CFP: Documenting the Visual Arts (edited collection; deadline: Nov 1, 2016)
The proliferation and popularity of visual arts documentaries are a major component of the recent international documentary boom, but they tend to be overlooked in film criticism and scholarship in favor of documentaries framed more explicitly in social and political terms. Yet visual arts documentaries remain on the cutting edge of documentary innovation, from 3D cinema (Cave of Forgotten Dreams) to questioning documentary truths (Exit Through the Gift Shop). Moreover, visual arts documentaries have long played significant roles in various historical formations around documentary politics (e.g. USIA films in the Cold War, the Left Bank essay films of 1950s and Channel Four programming in the 1980s).
This edited collection will examine the significance of visual arts documentaries from a range of critical perspectives and methodologies. The book will explore not only how documentaries from around the globe exploit the formal properties of film and video to illuminate the aesthetic specificities and intersections of other visual arts, but also how they elucidate the material and cultural conditions in which visual arts are produced and experienced (e.g. the discourse of the artist, museums and galleries, activist art, religious practice, commercial design etc.). To complement these interpretative contributions, the book will also include critical analyses of the political economy of visual arts documentaries, especially the geopolitics of the genre. As an interdisciplinary and intermedial project, I am particularly interested in contributions that connect film studies to other disciplines and fields, including anthropology, art history, architecture, communication, rhetoric, performance studies and visual studies, among others. Consideration will be given to submissions about any historical period or cultural/national/regional context (the book aims for genuinely global scope). Contributions may focus on a single film, a body of work (organized around filmmaker, artist or subject) or a particular institutional context. I am defining visual arts broadly to include applied arts, such as fashion, architecture and design, as well as film, video, photography, painting, sculpture, illustration and performance art etc.
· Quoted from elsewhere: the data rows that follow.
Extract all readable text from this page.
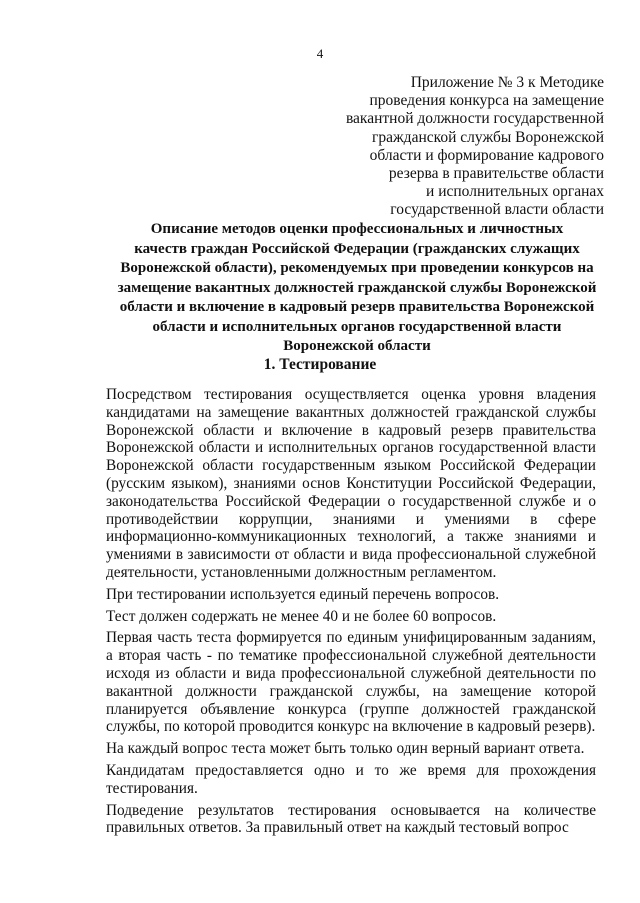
4
Приложение № 3 к Методике
проведения конкурса на замещение
вакантной должности государственной
гражданской службы Воронежской
области и формирование кадрового
резерва в правительстве области
и исполнительных органах
государственной власти области
Описание методов оценки профессиональных и личностных
качеств граждан Российской Федерации (гражданских служащих
Воронежской области), рекомендуемых при проведении конкурсов на
замещение вакантных должностей гражданской службы Воронежской
области и включение в кадровый резерв правительства Воронежской
области и исполнительных органов государственной власти
Воронежской области
1. Тестирование

Посредством тестирования осуществляется оценка уровня владения кандидатами на замещение вакантных должностей гражданской службы Воронежской области и включение в кадровый резерв правительства Воронежской области и исполнительных органов государственной власти Воронежской области государственным языком Российской Федерации (русским языком), знаниями основ Конституции Российской Федерации, законодательства Российской Федерации о государственной службе и о противодействии коррупции, знаниями и умениями в сфере информационно-коммуникационных технологий, а также знаниями и умениями в зависимости от области и вида профессиональной служебной деятельности, установленными должностным регламентом.

При тестировании используется единый перечень вопросов.

Тест должен содержать не менее 40 и не более 60 вопросов.

Первая часть теста формируется по единым унифицированным заданиям, а вторая часть - по тематике профессиональной служебной деятельности исходя из области и вида профессиональной служебной деятельности по вакантной должности гражданской службы, на замещение которой планируется объявление конкурса (группе должностей гражданской службы, по которой проводится конкурс на включение в кадровый резерв).

На каждый вопрос теста может быть только один верный вариант ответа.

Кандидатам предоставляется одно и то же время для прохождения тестирования.

Подведение результатов тестирования основывается на количестве правильных ответов. За правильный ответ на каждый тестовый вопрос
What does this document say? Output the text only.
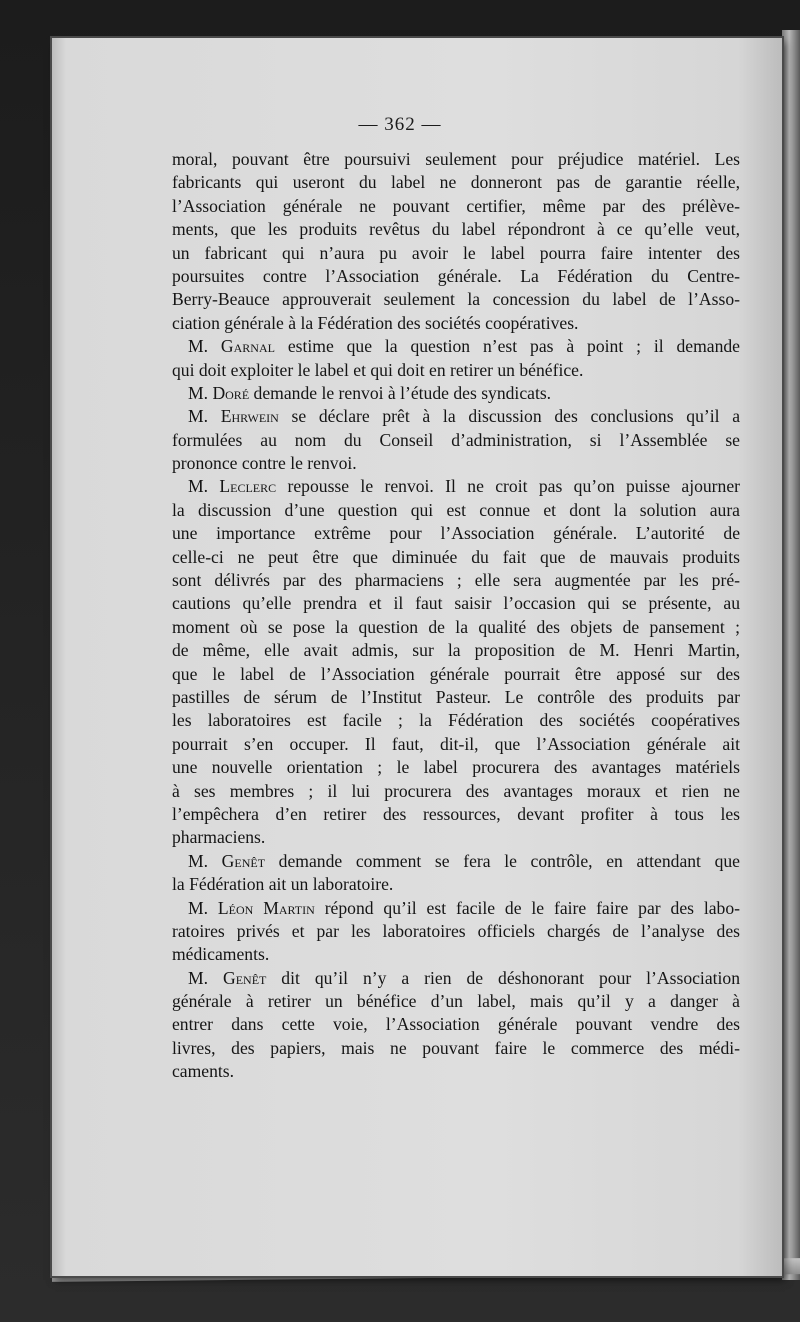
— 362 —
moral, pouvant être poursuivi seulement pour préjudice matériel. Les
fabricants qui useront du label ne donneront pas de garantie réelle,
l’Association générale ne pouvant certifier, même par des prélève-
ments, que les produits revêtus du label répondront à ce qu’elle veut,
un fabricant qui n’aura pu avoir le label pourra faire intenter des
poursuites contre l’Association générale. La Fédération du Centre-
Berry-Beauce approuverait seulement la concession du label de l’Asso-
ciation générale à la Fédération des sociétés coopératives.
M. Garnal estime que la question n’est pas à point ; il demande
qui doit exploiter le label et qui doit en retirer un bénéfice.
M. Doré demande le renvoi à l’étude des syndicats.
M. Ehrwein se déclare prêt à la discussion des conclusions qu’il a
formulées au nom du Conseil d’administration, si l’Assemblée se
prononce contre le renvoi.
M. Leclerc repousse le renvoi. Il ne croit pas qu’on puisse ajourner
la discussion d’une question qui est connue et dont la solution aura
une importance extrême pour l’Association générale. L’autorité de
celle-ci ne peut être que diminuée du fait que de mauvais produits
sont délivrés par des pharmaciens ; elle sera augmentée par les pré-
cautions qu’elle prendra et il faut saisir l’occasion qui se présente, au
moment où se pose la question de la qualité des objets de pansement ;
de même, elle avait admis, sur la proposition de M. Henri Martin,
que le label de l’Association générale pourrait être apposé sur des
pastilles de sérum de l’Institut Pasteur. Le contrôle des produits par
les laboratoires est facile ; la Fédération des sociétés coopératives
pourrait s’en occuper. Il faut, dit-il, que l’Association générale ait
une nouvelle orientation ; le label procurera des avantages matériels
à ses membres ; il lui procurera des avantages moraux et rien ne
l’empêchera d’en retirer des ressources, devant profiter à tous les
pharmaciens.
M. Genêt demande comment se fera le contrôle, en attendant que
la Fédération ait un laboratoire.
M. Léon Martin répond qu’il est facile de le faire faire par des labo-
ratoires privés et par les laboratoires officiels chargés de l’analyse des
médicaments.
M. Genêt dit qu’il n’y a rien de déshonorant pour l’Association
générale à retirer un bénéfice d’un label, mais qu’il y a danger à
entrer dans cette voie, l’Association générale pouvant vendre des
livres, des papiers, mais ne pouvant faire le commerce des médi-
caments.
Possible topics include (but are not limited to):
• Medium specificity and the visual arts documentary
• Cultural politics of visual arts television programming
• Documentary film and arts education
• Visual arts documentary as cultural diplomacy
• Post/colonial appropriation and resistance in visual arts documentaries
• Representing visual aesthetic practices in ethnographic film
• Documenting performance and collaboration in the visual arts
• Documenting activist art practices
• Discourses of the visual artist in documentary film
• Documentaries about art institutions and markets
• Visual arts documentary as paratext (making of documentaries, exhibition documentaries)
• Relationship between documentary filmmaking and archival documentation of visual arts
• Histories of arts television networks and series
• Film technologies and the visual arts documentary
• Fakery, forgery and mockumentary
Deadline for electronic submission of 350-400 word abstract (plus brief biographical statement and sample 5- item bibliography): November 1, 2016. Notification by December 1, 2016.
Commissioned chapters should not exceed 5,000 words and must be completed by October 1, 2017.